Single Blog Title

This is a single blog caption

Yargıtay Kararı

11. Hukuk Dairesi         2022/2273 E.  ,  2024/2041 K.

“İçtihat Metni”

İNCELENEN KARARIN
MAHKEMESİ : İstanbul Bölge Adliye Mahkemesi 45. Hukuk Dairesi

SAYISI : 2020/1974 Esas, 2020/312 Karar

HÜKÜM : Usulden ret, açılmamış sayılma
İLK DERECE MAHKEMESİ : İstanbul 3. Asliye Ticaret Mahkemesi
SAYISI : 2024/1425 E., 2019/14K.

Taraflar arasındaki maddi, manevi tazminat davasından dolayı yapılan yargılama sonunda İlk Derece Mahkemesince davanın hukuki yarar yokluğundan usulden reddine karar verilmiştir.

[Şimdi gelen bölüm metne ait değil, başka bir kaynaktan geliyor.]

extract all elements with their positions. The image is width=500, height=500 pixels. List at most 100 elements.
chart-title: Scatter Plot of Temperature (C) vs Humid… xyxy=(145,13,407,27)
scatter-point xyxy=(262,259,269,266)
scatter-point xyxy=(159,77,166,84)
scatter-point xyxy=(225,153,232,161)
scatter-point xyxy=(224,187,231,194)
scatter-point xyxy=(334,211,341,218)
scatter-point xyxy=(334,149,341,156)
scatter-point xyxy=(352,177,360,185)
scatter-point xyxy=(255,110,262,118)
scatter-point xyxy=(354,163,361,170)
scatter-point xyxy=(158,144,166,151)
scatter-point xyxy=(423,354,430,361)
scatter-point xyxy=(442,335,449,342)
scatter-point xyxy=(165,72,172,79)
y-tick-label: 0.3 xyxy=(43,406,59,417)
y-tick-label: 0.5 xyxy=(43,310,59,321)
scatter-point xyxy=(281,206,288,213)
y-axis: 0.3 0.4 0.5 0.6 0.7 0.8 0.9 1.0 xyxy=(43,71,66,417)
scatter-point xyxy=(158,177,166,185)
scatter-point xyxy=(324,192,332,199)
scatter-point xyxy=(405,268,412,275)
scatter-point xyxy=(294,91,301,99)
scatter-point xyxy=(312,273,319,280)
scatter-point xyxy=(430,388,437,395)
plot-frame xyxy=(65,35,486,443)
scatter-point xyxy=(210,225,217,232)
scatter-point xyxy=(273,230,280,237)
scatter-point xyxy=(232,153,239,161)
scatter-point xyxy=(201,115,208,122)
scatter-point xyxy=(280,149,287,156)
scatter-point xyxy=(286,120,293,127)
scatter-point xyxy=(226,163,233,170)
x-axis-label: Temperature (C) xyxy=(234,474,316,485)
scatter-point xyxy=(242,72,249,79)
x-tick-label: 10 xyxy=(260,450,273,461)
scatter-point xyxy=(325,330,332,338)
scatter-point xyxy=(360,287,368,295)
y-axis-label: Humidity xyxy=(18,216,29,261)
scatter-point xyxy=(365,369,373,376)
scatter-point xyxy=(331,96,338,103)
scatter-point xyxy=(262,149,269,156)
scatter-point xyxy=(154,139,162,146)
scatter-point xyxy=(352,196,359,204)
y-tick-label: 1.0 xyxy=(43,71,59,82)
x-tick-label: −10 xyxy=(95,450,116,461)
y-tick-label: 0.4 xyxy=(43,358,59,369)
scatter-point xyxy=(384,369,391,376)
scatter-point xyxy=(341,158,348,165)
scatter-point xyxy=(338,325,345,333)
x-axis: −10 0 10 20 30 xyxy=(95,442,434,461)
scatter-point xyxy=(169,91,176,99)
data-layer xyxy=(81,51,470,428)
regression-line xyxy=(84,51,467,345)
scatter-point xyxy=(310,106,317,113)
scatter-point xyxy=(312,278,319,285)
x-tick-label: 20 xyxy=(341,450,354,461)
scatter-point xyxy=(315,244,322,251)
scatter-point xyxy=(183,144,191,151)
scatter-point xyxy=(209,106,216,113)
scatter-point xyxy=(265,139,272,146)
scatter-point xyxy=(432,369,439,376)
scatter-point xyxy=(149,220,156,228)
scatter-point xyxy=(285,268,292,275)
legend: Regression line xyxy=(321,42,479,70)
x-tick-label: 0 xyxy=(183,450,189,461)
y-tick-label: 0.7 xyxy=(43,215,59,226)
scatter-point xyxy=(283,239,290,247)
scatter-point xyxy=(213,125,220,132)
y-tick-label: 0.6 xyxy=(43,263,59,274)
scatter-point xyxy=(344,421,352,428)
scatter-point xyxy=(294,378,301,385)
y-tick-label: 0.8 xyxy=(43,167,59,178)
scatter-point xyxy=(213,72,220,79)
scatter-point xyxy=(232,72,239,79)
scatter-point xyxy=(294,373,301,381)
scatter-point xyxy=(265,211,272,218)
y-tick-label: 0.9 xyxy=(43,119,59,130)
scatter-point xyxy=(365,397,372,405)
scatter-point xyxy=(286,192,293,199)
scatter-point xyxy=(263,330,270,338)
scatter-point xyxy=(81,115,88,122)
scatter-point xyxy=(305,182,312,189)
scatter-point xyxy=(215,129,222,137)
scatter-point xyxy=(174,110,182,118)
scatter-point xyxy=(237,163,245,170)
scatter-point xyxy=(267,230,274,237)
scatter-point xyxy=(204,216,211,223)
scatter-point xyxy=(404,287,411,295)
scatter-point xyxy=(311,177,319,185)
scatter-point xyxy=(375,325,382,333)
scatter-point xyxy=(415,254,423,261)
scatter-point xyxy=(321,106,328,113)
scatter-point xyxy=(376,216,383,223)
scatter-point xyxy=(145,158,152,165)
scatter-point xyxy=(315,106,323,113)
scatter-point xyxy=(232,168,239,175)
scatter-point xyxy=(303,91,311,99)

Kararın davacılar vekili tarafından istinaf edilmesi üzerine, Bölge Adliye Mahkemesince başvurunun kabulü ile İlk Derece Mahkemesi hükmü kaldırılarak yeniden esas hakkında hüküm kurulmak suretiyle dava ön şartı yokluğundan usulden reddine ve davalılar … ve Philips Components B.V. yönünden davanın geri alınması sebebiyle davanın açılmamış sayılmasına karar verilmiştir.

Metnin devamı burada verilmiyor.